Le Festival du film de Toronto a donc mis en scène le biopic sportif suralimenté Villeneuve : L’essor d’une légende comme film de clôture le 19 septembre.
Son fils Jacques Villeneuve raconte Le journaliste hollywoodien que les quatre décennies qui se sont écoulées depuis la mort de son père ont permis de capturer toute l’ampleur de sa vie et de sa carrière qui ont changé la F1 dans les années 1970.
« Il faut que le temps passe », déclare Villeneuve après que le producteur Christal Films de Montréal a finalement obtenu Villeneuve : L’essor d’une légende du sol. « Dans la plupart des films, il faut toujours quelques générations qui doivent s’être écoulées, j’imagine, pour que les grands-parents aient raconté des histoires à leurs petits-enfants et qu’ils puissent ensuite regarder le film ensemble. »
Villeneuve manquera cependant la première mondiale du biopic de son père à Toronto, car l’expert désormais en F1 de Sky Sports et d’autres diffuseurs aura un microphone à la main lors de son reportage depuis le paddock pour le Grand Prix d’Azerbaïdjan 2026 le week-end prochain.
Mais Villeneuve a vu un extrait (ci-dessous) du film du réalisateur Yan Lanouette Turgeon L’avènement d’une légendequi a fait appel à Rémi Goulet pour incarner son défunt père et ancienne légende du pilotage Ferrari.
« J’étais en larmes, c’était tellement poignant », raconte-t-il THR. « D’après ces deux minutes, il semble que le travail ait été vraiment bien fait. J’ai trouvé les accents incroyables, c’était comme si c’était les années 1970. »
Cela vient d’un fils qui a également bouleversé la F1 en tant que légende du sport automobile dans les années 1990, alors même que la vie trop courte de son père a changé à jamais sa propre vie et celle de sa famille.
L’avènement d’une légende (bande-annonce ci-dessous) raconte l’histoire de Gilles Villeneuve en tant que pilote automobile emblématique issu de racines pauvres et rurales du Québec, où il a parcouru le Canada en motoneige et a finalement, en raison de son obsession pour la vitesse et les drapeaux à damiers, atteint les rangs de la scène des courses internationales. Le film, avec Rosalie Bonenfant dans le rôle de l’épouse de Villeneuve, n’hésite pas à décrire l’impact de sa renommée et de sa fortune en tant que pilote de course d’élite sur sa famille.
Il a fallu du temps à Jacques Villeneuve pour se réconcilier avec un père dont la concentration sur le sport automobile signifiait qu’il était à peine présent dans la vie de sa famille avant sa mort. « Eh bien, il n’était pas là du tout. C’était comme ça à l’époque, c’était la norme.
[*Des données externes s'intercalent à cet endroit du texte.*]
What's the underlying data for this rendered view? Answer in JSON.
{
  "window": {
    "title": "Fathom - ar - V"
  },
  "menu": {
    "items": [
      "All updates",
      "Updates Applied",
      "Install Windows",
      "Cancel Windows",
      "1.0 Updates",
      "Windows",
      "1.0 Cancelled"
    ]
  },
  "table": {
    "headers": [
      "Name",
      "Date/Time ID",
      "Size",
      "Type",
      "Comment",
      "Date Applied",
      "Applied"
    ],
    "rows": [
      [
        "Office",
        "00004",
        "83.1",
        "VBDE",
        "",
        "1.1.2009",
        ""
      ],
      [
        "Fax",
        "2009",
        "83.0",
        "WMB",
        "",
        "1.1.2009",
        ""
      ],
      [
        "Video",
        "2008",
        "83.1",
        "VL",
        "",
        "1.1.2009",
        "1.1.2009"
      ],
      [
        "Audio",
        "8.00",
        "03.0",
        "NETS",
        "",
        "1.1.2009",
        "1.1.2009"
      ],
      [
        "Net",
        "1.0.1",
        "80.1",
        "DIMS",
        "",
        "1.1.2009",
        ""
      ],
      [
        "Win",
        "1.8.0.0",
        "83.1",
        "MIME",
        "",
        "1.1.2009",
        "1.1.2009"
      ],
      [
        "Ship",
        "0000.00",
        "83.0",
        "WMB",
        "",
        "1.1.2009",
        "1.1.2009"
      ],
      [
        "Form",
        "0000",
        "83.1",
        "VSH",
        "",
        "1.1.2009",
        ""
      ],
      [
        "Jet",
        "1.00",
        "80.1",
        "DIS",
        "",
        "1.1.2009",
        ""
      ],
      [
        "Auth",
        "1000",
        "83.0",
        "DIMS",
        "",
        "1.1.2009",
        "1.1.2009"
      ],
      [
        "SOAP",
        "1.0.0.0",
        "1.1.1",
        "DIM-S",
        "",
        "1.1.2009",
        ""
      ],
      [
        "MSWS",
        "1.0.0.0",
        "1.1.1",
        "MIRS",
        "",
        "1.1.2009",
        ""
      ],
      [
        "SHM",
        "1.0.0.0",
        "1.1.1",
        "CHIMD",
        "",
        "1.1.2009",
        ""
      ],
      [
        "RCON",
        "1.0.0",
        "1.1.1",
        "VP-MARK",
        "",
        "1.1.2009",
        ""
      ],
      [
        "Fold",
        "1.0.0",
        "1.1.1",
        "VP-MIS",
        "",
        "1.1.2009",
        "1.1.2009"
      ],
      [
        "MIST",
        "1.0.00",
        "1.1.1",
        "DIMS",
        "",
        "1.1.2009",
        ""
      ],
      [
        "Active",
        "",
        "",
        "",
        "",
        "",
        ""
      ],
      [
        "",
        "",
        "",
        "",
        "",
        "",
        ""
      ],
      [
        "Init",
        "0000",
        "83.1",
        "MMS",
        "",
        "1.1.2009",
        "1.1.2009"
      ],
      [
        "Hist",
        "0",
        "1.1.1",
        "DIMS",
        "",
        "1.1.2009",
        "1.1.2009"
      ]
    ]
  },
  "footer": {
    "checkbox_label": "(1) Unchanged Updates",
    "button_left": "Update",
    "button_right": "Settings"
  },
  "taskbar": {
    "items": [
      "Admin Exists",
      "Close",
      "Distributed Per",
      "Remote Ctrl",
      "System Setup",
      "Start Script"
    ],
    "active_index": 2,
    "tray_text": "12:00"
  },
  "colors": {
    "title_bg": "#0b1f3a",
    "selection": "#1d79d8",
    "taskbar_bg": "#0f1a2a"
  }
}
Maintenant, nous jugeons les choses différemment. Il faut donc garder cela dans son contexte », explique-t-il.
Ce qui n’a pas changé, c’est la légende qui s’est développée autour de Gilles Villeneuve bien après sa mort tragique. « Mon père n’avait pas gagné beaucoup de courses (de F1), mais il a survécu si longtemps parce qu’il est resté dans le cœur de nombreux fans pendant de très nombreuses années », a déclaré Villeneuve.
L’attrait continu du circuit F1, et de plus en plus du marché télévisuel américain, explique également l’arrivée de L’avènement d’une légende au TIFF. « La course en F1 s’est développée au cours des cinq dernières années, et tout le monde veut en avoir une part », ajoute Villeneuve.
Écrit par Daniel Roby et Guillaume Lonergan, Villeneuve : L’essor d’une légende est produit par Christian Larouche, le producteur associé Tim Ringuette et le coproducteur Marc Côté. Christian Simoneau, Mélanie Villeneuve et Fabrice Barrilliet sont les producteurs exécutifs.